Apart from a description about threats posed to reasonable disclosure of information about government activities in the public interest, the rub of Toohey’s book lies in its telling of the sort of relationship that has evolved between Australia and its security guarantor.

This will be regarded by readers and critics as the most controversial element of Secret. Not everyone will agree with the author’s observations about risks to Australian sovereignty posed by its security relationship with the United States allied with a potentially damaging antagonism towards China in the national security establishment.

But his arguments are well made and deserve attention. This is especially so in view of our involvement in Iraq 2003, where the principal justification post facto has been that Australia needed to continue making regular down-payments on its security arrangements with the United States.

This is what Toohey describes as Australia being “chained to the chariot wheels of the Pentagon”. He writes:

The British monarchy has no say in Australian government decisions. It’s a different story with the head of the American Republic. A US president presides over a military-industrial complex with a huge say in whether the Australian government goes to war, buy particular weapons, host US-run military intelligence bases and ban trade with certain countries. The upshot is that Australia has now surrendered much of its sovereignty to the US.

In this context, Toohey quotes an off-key contribution to the debate about the power of a military-industrial complex. In 2016, former Australian ambassador in Washington, Kim Beazley, in his capacity as a board member in Australia of Lockheed Martin, gave a speech in which he described himself as a member of a “benign deep state” where the real power is “a military/intelligence phalanx”.

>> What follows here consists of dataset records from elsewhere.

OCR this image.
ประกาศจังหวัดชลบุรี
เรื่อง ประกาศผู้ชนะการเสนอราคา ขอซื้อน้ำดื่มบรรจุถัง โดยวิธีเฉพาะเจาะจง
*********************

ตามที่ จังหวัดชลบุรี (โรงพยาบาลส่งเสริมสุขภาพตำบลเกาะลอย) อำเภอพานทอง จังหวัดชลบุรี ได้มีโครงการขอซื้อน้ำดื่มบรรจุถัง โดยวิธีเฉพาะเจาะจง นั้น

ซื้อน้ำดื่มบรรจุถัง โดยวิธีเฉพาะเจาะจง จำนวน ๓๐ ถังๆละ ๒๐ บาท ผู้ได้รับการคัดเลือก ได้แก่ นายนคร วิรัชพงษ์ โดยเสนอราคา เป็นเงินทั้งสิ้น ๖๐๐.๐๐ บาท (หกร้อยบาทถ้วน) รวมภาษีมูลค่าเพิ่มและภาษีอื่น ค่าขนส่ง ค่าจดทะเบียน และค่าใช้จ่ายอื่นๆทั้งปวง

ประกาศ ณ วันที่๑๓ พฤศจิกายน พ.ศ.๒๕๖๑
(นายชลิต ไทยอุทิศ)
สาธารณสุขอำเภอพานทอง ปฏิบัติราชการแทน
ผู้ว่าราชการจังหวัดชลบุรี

Read more: The shaky case for prosecuting Witness K and his lawyer in the Timor-Leste spying scandal

It is not clear whether he was joking, but the fact is he has long associated himself with an uncompromising pro-American viewpoint.

Beazley, now governor of Western Australia, remains influential in Labor security policy-making.

Toohey’s concluding chapters offer some fairly pungent criticism of Australia’s national security establishment. It refuses, he says, to welcome China’s rise. Instead, it agitates for an increased US military presence in the region, it advocates a confrontational approach to Beijing and a strategy aimed at damaging the Chinese economy, never mind that this will have negative consequences for Australia itself.

At the same time, it lobbies for an ever-closer security relationship with the US summed up by Malcolm Turnbull in 2017 in which he said Australia is militarily “joined at the hip to the US”.

Toohey argues that rather than being “joined the hip”, Australia has more scope for individual initiative, and, in extreme circumstances, the capacity to deter and defend itself.

This book is the work of a contrarian. It should be read.